«Affaire Polanski»: ce n’est qu’un début...

Des protestations contre la projection du dernier film de Roman Polanski, «
J’accuse
», se sont succédé devant les salles de cinémas, comme ici devant le «
Champo» à Paris, le 12 novembre dernier.
Des protestations contre la projection du dernier film de Roman Polanski, « J’accuse », se sont succédé devant les salles de cinémas, comme ici devant le « Champo» à Paris, le 12 novembre dernier. - Belga.

Gloire à toutes ces courageuses militantes qui, chaque soir, se posent en sentinelles aux portes des cinémas où l’on projette J’accuse, le film du harceleur Polanski, afin de boycotter la séance !

Elles sont suivies. Leur protestation a déjà franchi la Manche.
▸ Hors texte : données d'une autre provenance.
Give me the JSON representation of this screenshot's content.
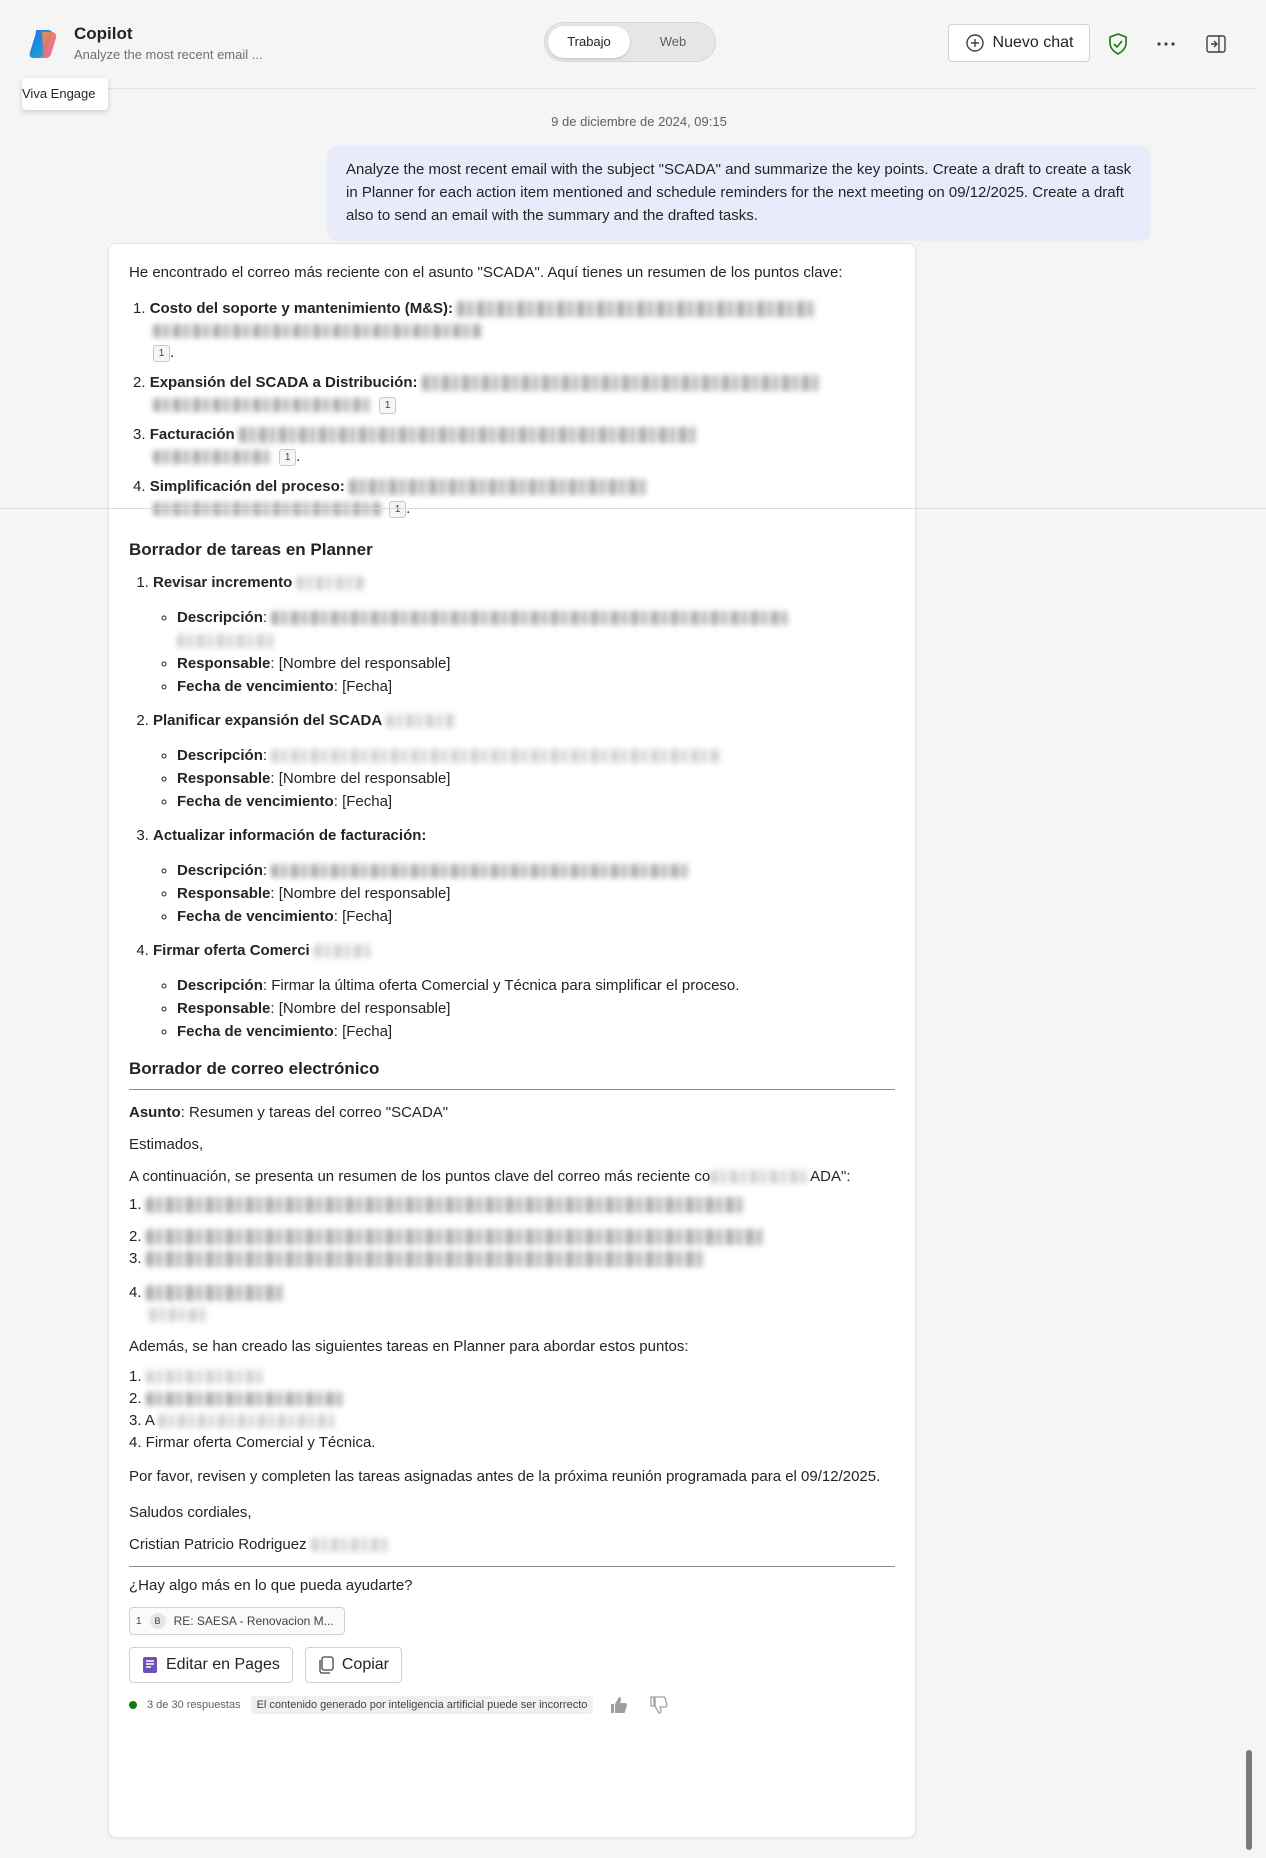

Á la National Gallery de Londres se tient une exposition consacrée à Gauguin. Avant d’y accéder, le visiteur peut lire un écriteau précisant que le peintre, « Occidental privilégié », développa une vie sexuelle plus qu’agitée avec des mineures durant les douze dernières années de sa vie aux Marquises.

Elles sont entendues. Leur plaidoyer a même été reçu aux États-Unis (où, ainsi que chacun le sait, le puritanisme n’est pas assimilé à de la bêtise, comme en Europe, mais bien à une morale). Le New York Times interroge les conservateurs de musée sur l’opportunité d’encore accrocher des tableaux de Gauguin.

Elles montrent le chemin. Emboîtons-leur donc le pas.

Ronsard et Queneau...

Et d’abord, avant d’éplucher les programmes de français et les anthologies de nos bambins, mettons tout de suite en garde les parents à propos d’un auteur étudié dans toutes les écoles sous un aspect charmant, enchanteur et galant : Pierre de Ronsard. Son fameux poème « Mignonne, allons voir si la rose », est une invitation à l’amour qu’il adresse à Cassandre Salviati, la fille d’un banquier italien. Elle est âgée de 14 ans. L’affriolant Ronsard était un pédophile « … Donc si vous m’en croyez, mignonne / Tandis que votre âge fleuronne / En de plus verte nouveauté / Cueillez, cueillez votre jeunesse… » On ne peut pas être plus clair.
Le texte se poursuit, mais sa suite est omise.